A isto somam-se outras propostas como o Plano de Acção que, entre outras, coloca em cima da mesa o objectivo de proibir artes de arrasto medidas em 30% das águas comunitárias em 2030 e o aumento da burocracia com iniciativas como o desembarque obrigatório. Persistem também outros problemas estruturais, como a falta de mudança geracional, para os quais a UE também quer chamar a atenção.

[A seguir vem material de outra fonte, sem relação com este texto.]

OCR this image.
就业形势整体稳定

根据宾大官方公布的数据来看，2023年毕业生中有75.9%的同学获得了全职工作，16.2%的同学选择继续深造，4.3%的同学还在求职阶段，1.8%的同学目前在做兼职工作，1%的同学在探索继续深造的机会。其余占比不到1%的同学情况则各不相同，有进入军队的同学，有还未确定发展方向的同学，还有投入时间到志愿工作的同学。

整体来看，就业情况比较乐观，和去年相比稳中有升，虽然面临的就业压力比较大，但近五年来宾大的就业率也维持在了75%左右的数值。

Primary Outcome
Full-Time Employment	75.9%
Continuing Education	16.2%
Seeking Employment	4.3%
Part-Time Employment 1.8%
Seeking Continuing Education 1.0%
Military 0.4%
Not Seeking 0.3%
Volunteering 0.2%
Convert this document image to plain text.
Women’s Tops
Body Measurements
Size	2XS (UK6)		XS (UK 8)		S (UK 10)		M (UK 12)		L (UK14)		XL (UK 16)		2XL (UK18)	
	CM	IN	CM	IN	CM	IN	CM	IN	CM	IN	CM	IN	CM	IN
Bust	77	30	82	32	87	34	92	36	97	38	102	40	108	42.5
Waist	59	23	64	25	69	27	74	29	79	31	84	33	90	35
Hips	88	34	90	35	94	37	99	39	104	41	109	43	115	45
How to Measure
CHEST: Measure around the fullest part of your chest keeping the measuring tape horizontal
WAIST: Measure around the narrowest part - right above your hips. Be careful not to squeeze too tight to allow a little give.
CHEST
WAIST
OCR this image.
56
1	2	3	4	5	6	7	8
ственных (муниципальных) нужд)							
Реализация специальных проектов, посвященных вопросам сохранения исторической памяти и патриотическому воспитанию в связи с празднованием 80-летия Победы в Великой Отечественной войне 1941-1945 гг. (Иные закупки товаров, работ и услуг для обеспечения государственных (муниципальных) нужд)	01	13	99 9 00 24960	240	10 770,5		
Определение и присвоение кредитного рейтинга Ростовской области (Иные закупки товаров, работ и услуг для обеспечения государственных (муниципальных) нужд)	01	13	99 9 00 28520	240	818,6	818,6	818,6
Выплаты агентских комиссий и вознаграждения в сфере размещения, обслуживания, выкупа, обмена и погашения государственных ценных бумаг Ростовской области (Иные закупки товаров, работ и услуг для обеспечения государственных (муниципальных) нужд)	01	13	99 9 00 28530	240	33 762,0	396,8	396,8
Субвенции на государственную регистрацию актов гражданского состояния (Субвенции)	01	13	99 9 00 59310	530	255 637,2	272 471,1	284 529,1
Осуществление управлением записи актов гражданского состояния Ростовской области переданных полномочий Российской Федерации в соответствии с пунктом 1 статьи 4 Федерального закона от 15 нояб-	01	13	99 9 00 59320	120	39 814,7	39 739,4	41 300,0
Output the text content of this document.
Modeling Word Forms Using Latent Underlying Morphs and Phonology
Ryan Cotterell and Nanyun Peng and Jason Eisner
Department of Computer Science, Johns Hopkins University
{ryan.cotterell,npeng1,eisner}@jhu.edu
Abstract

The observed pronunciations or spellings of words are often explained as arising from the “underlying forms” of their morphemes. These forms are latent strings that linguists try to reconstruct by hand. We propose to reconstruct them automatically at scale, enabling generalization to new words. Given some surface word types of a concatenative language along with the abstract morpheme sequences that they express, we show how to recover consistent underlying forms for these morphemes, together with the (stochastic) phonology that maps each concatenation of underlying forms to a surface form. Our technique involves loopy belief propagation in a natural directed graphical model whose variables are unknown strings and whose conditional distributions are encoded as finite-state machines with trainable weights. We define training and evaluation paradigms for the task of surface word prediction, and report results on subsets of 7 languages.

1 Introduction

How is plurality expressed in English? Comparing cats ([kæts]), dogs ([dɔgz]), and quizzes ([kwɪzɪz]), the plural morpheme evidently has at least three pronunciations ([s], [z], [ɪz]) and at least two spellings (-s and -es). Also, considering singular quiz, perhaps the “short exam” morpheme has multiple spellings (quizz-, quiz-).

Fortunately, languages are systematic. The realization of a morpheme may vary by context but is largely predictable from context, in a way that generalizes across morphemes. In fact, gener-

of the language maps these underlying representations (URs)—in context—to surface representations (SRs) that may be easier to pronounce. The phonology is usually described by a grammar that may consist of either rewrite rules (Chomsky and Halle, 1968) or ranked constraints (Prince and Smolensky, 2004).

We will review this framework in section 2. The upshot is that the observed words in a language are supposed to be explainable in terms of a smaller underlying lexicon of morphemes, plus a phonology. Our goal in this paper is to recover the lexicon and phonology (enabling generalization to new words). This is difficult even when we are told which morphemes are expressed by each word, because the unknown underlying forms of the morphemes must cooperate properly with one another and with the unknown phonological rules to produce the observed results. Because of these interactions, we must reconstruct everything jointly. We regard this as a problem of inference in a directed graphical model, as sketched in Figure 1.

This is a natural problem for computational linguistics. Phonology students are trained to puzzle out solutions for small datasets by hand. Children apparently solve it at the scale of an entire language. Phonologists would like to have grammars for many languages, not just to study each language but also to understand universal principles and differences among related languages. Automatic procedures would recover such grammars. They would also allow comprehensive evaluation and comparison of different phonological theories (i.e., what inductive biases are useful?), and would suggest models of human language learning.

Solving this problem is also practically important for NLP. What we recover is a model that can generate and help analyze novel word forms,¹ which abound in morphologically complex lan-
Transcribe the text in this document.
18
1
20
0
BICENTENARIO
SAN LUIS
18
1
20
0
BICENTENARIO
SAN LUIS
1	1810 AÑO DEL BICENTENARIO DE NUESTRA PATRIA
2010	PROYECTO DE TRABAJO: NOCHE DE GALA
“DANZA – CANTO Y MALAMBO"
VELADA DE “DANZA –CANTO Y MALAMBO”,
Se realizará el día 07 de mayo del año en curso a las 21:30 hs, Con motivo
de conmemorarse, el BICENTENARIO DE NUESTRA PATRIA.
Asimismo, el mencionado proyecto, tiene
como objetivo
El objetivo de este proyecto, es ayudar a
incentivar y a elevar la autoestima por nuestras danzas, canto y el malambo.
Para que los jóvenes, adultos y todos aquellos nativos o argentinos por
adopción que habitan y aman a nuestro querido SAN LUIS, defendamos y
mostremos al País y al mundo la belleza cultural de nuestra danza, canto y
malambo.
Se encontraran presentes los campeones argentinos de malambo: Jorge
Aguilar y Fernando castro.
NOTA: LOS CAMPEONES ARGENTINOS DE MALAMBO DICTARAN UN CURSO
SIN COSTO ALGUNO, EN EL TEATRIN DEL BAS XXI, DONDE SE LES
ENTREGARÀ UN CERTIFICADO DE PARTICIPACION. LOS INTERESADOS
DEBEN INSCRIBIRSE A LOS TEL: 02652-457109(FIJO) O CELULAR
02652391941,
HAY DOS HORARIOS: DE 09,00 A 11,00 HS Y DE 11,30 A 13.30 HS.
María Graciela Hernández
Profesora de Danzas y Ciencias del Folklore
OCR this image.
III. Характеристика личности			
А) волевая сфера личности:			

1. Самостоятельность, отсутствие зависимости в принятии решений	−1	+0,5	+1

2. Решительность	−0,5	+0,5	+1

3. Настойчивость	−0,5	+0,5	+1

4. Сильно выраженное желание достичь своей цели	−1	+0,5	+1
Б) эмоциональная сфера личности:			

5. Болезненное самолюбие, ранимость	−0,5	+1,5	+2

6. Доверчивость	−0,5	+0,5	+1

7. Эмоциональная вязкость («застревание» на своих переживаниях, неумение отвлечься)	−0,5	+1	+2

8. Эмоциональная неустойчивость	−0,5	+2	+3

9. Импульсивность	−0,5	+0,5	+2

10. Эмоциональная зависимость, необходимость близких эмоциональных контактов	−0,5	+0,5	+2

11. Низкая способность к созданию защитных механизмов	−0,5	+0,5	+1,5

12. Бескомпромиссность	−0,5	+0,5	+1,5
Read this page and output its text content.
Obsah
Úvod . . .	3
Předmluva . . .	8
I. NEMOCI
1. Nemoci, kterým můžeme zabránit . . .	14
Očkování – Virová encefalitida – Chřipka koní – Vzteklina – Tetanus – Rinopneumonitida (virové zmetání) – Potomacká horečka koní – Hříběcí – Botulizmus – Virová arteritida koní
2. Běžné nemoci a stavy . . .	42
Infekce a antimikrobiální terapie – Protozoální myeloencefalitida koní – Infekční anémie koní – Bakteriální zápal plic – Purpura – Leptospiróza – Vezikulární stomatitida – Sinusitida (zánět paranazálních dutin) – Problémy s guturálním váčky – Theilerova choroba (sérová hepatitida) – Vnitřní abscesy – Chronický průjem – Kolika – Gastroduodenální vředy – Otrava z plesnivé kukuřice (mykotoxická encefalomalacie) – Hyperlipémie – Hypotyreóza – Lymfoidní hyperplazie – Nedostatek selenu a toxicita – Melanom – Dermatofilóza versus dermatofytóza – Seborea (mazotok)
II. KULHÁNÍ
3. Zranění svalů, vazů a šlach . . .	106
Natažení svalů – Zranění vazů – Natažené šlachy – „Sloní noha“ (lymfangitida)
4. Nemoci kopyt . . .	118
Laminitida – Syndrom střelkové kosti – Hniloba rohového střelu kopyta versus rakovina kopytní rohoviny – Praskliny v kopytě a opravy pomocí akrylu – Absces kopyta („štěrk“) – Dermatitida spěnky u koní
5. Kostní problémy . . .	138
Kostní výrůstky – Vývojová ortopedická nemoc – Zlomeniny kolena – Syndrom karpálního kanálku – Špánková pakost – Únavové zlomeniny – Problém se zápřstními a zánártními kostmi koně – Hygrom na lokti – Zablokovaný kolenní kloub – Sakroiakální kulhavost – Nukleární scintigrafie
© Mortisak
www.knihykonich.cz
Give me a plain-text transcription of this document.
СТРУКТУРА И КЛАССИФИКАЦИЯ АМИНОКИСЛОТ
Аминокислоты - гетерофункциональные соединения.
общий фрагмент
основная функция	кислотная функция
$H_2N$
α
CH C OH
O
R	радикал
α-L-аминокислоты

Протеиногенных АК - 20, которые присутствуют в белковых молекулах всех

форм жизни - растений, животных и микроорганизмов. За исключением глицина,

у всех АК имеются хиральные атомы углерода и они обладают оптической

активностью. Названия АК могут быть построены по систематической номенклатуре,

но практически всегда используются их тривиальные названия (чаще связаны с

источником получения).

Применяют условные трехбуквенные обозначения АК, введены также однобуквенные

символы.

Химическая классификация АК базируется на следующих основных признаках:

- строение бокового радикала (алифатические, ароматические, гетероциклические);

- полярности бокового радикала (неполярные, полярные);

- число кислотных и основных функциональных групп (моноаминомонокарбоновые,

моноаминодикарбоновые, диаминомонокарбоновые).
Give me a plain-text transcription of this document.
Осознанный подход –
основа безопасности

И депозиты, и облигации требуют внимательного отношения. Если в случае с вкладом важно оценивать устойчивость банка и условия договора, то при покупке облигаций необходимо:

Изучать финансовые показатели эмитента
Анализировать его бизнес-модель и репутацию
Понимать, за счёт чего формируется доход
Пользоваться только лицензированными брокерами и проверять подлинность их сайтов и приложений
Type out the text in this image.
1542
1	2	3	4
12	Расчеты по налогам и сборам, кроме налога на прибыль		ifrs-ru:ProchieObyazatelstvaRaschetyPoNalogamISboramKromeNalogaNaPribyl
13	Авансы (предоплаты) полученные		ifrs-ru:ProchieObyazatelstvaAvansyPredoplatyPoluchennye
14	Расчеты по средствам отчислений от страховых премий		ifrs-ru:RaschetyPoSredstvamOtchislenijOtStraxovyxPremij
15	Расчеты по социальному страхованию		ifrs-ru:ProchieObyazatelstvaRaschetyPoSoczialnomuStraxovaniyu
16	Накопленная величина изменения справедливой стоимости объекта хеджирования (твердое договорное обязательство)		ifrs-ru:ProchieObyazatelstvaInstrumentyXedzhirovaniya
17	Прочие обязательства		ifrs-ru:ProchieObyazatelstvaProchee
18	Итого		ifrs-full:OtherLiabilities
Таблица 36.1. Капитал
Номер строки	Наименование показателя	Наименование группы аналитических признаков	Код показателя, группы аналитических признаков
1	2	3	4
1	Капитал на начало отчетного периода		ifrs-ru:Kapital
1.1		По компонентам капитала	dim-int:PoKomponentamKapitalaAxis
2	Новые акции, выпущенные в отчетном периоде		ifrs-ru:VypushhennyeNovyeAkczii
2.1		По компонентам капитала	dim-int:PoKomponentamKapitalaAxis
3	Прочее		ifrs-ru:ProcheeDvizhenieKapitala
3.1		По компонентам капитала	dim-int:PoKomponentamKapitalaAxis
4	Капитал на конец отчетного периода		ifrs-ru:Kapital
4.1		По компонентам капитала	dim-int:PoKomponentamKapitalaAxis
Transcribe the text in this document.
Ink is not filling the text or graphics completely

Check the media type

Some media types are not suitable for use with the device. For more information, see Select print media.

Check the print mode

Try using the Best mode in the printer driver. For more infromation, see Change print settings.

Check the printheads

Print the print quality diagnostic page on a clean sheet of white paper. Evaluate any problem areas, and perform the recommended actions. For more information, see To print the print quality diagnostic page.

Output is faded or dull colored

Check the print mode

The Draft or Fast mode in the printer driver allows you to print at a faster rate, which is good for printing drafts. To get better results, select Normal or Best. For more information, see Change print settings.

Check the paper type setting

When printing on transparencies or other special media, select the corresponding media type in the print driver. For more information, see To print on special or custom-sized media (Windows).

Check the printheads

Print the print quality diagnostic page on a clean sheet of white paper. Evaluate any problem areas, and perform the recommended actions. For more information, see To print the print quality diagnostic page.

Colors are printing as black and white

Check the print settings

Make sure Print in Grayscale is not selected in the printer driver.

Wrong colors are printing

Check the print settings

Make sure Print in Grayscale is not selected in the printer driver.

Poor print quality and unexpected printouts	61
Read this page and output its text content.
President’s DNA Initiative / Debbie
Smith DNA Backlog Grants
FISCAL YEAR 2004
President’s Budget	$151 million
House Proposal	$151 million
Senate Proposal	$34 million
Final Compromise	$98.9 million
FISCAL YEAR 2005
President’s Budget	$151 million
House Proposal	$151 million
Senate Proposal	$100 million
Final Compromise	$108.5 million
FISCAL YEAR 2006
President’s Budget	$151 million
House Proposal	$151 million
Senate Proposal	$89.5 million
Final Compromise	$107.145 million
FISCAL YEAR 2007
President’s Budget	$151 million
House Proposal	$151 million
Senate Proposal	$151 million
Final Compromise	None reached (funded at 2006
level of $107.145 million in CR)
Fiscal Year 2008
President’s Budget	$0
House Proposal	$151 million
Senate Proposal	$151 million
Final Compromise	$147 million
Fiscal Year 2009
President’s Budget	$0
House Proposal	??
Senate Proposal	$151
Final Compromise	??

“Duas décadas de retrocesso”

“Não só o setor empresarial espanhol da aquicultura, mas também a pesca e a sua cadeia de valor estão em retrocesso há duas décadas”, lamenta o gestor da Apromar e porta-voz da Aquicultura de Espanha, Javier Ojeda. O representante desta associação acrescenta que desde 2010 se verifica uma queda constante no consumo de peixe. Na sua opinião, “o setor está sujeito a um quadro regulamentar sufocante” e apontou para “a regulamentação ambiental europeia e a sua implementação maximalista pelo MITERD (Ministério da Transição Ecológica e do Desafio Demográfico) e pelos respetivos Ministérios do Ambiente”. Eles criticam todos eles por priorizarem a conservação ambiental “acima de qualquer consideração social ou económica”.

“O setor está sujeito a um quadro regulamentar sufocante”, Javier Ojeda (Apromar e Aquicultura de Espanha)

A tudo isto acrescenta-se a concorrência em condições desiguais com as importações de países terceiros, 70% do pescado consumido na União Europeia: “A boa índole da União Europeia no contexto do comércio internacional é outro fardo que pesa sobre os aquicultores . , pescadores e agricultores”, conclui Ojeda, que agradece o apoio “firme” da Secretaria Geral das Pescas (Ministério da Agricultura).